Amidst all of this I have to fit in preparations for a short trip early next week to Greece for the World Congress of Political Science to be held in Thessaloniki. I’ll be presenting the East Asia Crisis Simulation I wrote, tested, and fine-tuned here at CEFAM with students in the POL 210 class over the last couple of semesters. Having only ever worked with business students in this simulation, I’m looking forward to deploying it for participants who have studied political science and international relations, and I am genuinely interested to see how they react.

If I had to summarise the way that business students approach problem solving and negotiation – and the simulation is nothing if not a problem in search of a negotiated solution – I would say that they are incredibly pragmatic and solution focused. If told to find a solution inside of 90 minutes they might argue, debate, discuss and gripe for 80 of those minutes, but they will almost always offer some solution at the end of their time. I cannot recall a time when students didn’t offer at least something to the professor when required. The need to deliver as asked seems ingrained in them, and the idea of coming back with an answer of ‘I don’t know’ or ‘I’m not sure’ seems anathema to most.

I have a feeling that political science students will be a little different. For one, they emerge from a discipline where there is not necessarily a right or a wrong answer to anything. Sure, there is a foundation of knowledge that must be understood and there are theories that – agree with them or not – need to be read, mastered, and cogently critiqued before being discarded in favour of another, but one of the defining features of the social sciences is that things are contested. Unlike an accounting problem, a math problem, a finance exercise or an economics quiz, the social sciences are not necessarily something where there is one right answer and one wrong answer; many are the times that I have graded papers equally despite the student authors presenting essentially antonymic arguments. This is the nature of international relations and I suspect it will impact the way that the students approach the simulation, and how successfully they move towards a negotiated solution.

As well as the chance to run my simulation for a new audience, I am also looking forward to the trip itself. Having never been to Greece before I am hoping to fit in a couple of hours of sightseeing in the short time I am in country. I’m also looking forward to catching up with some colleagues I have not seen for a while, networking with a few professors presenting their work at the conference, and developing some new and hopefully fruitful professional relationships knowing, as I do, the value that these relationships can bring to my research and teaching in the future. I don’t know how involved I will get in the social activities on the cards for the conference as, to be honest, I am not the most social of butterflies at these events. Yet it will be nice to be able to pass a couple of hours with similarly interested researchers and teachers even if it is a little more low key than the waterfront bars on Proxenou Koromila.

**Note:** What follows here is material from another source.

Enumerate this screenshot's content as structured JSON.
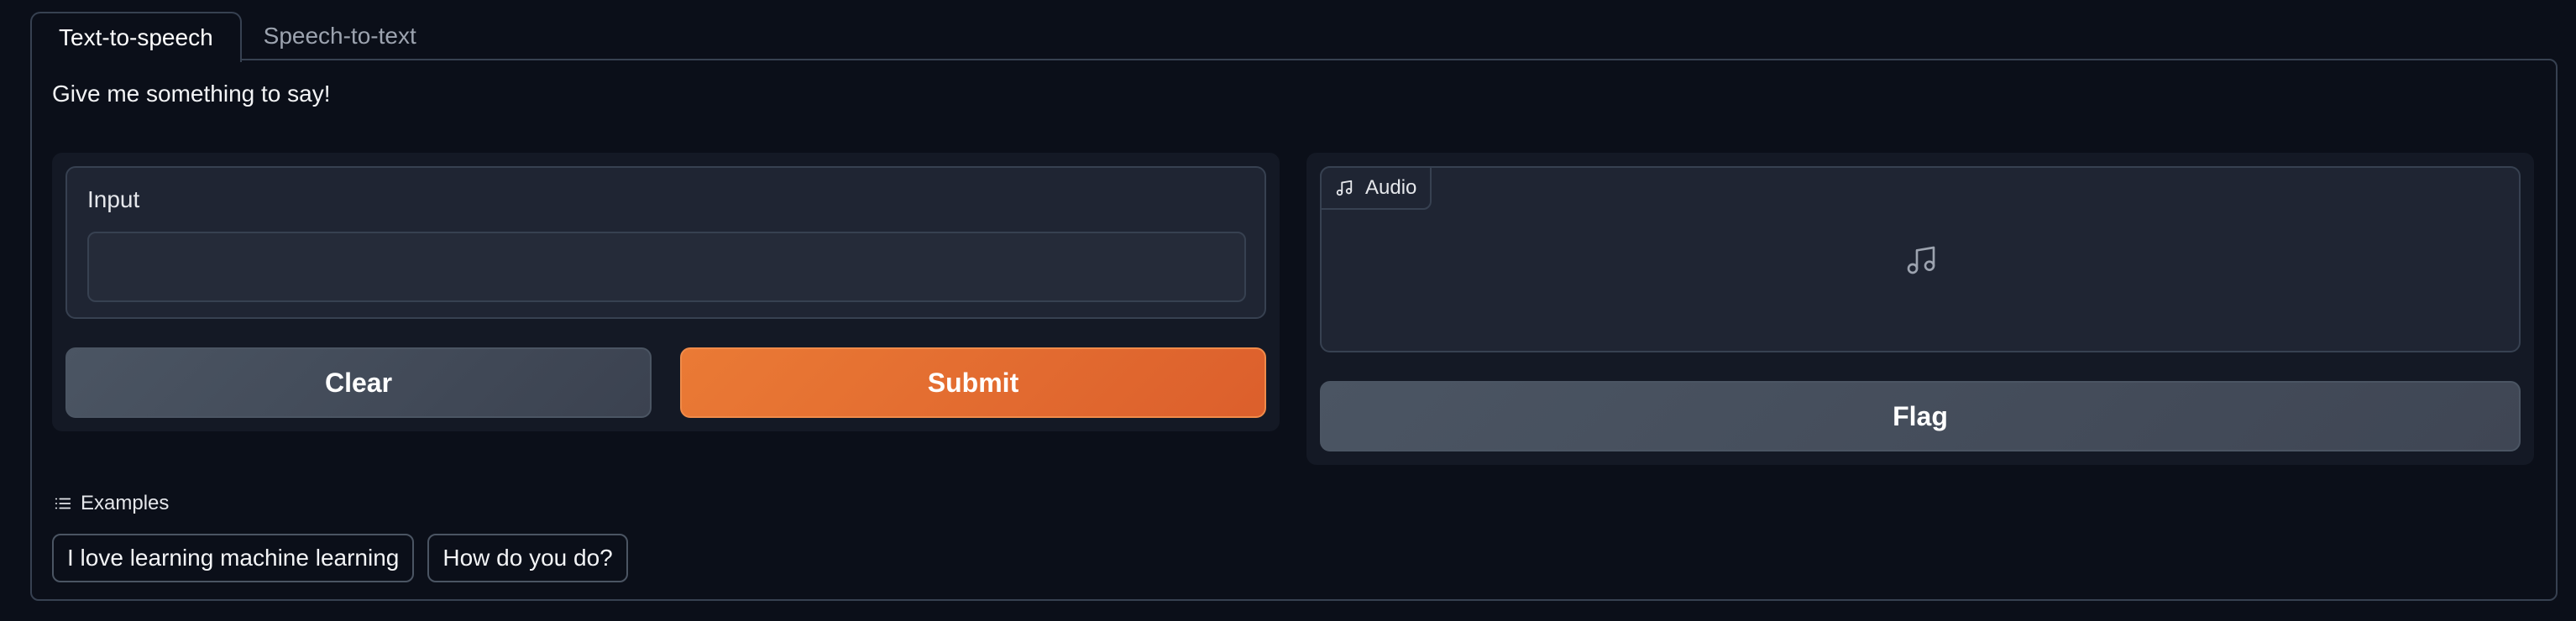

All in all, then, I’m hoping for some good things to come out of the trip to Greece. I might only be on the ground for less than 40 hours but it’s going to be worth it to test the simulation, to make and re-make connections, and to remind myself that just because I am involved in teaching and learning international relations in a business school environment doesn’t mean I cannot add value to the wider discipline. Bring on Thessaloniki!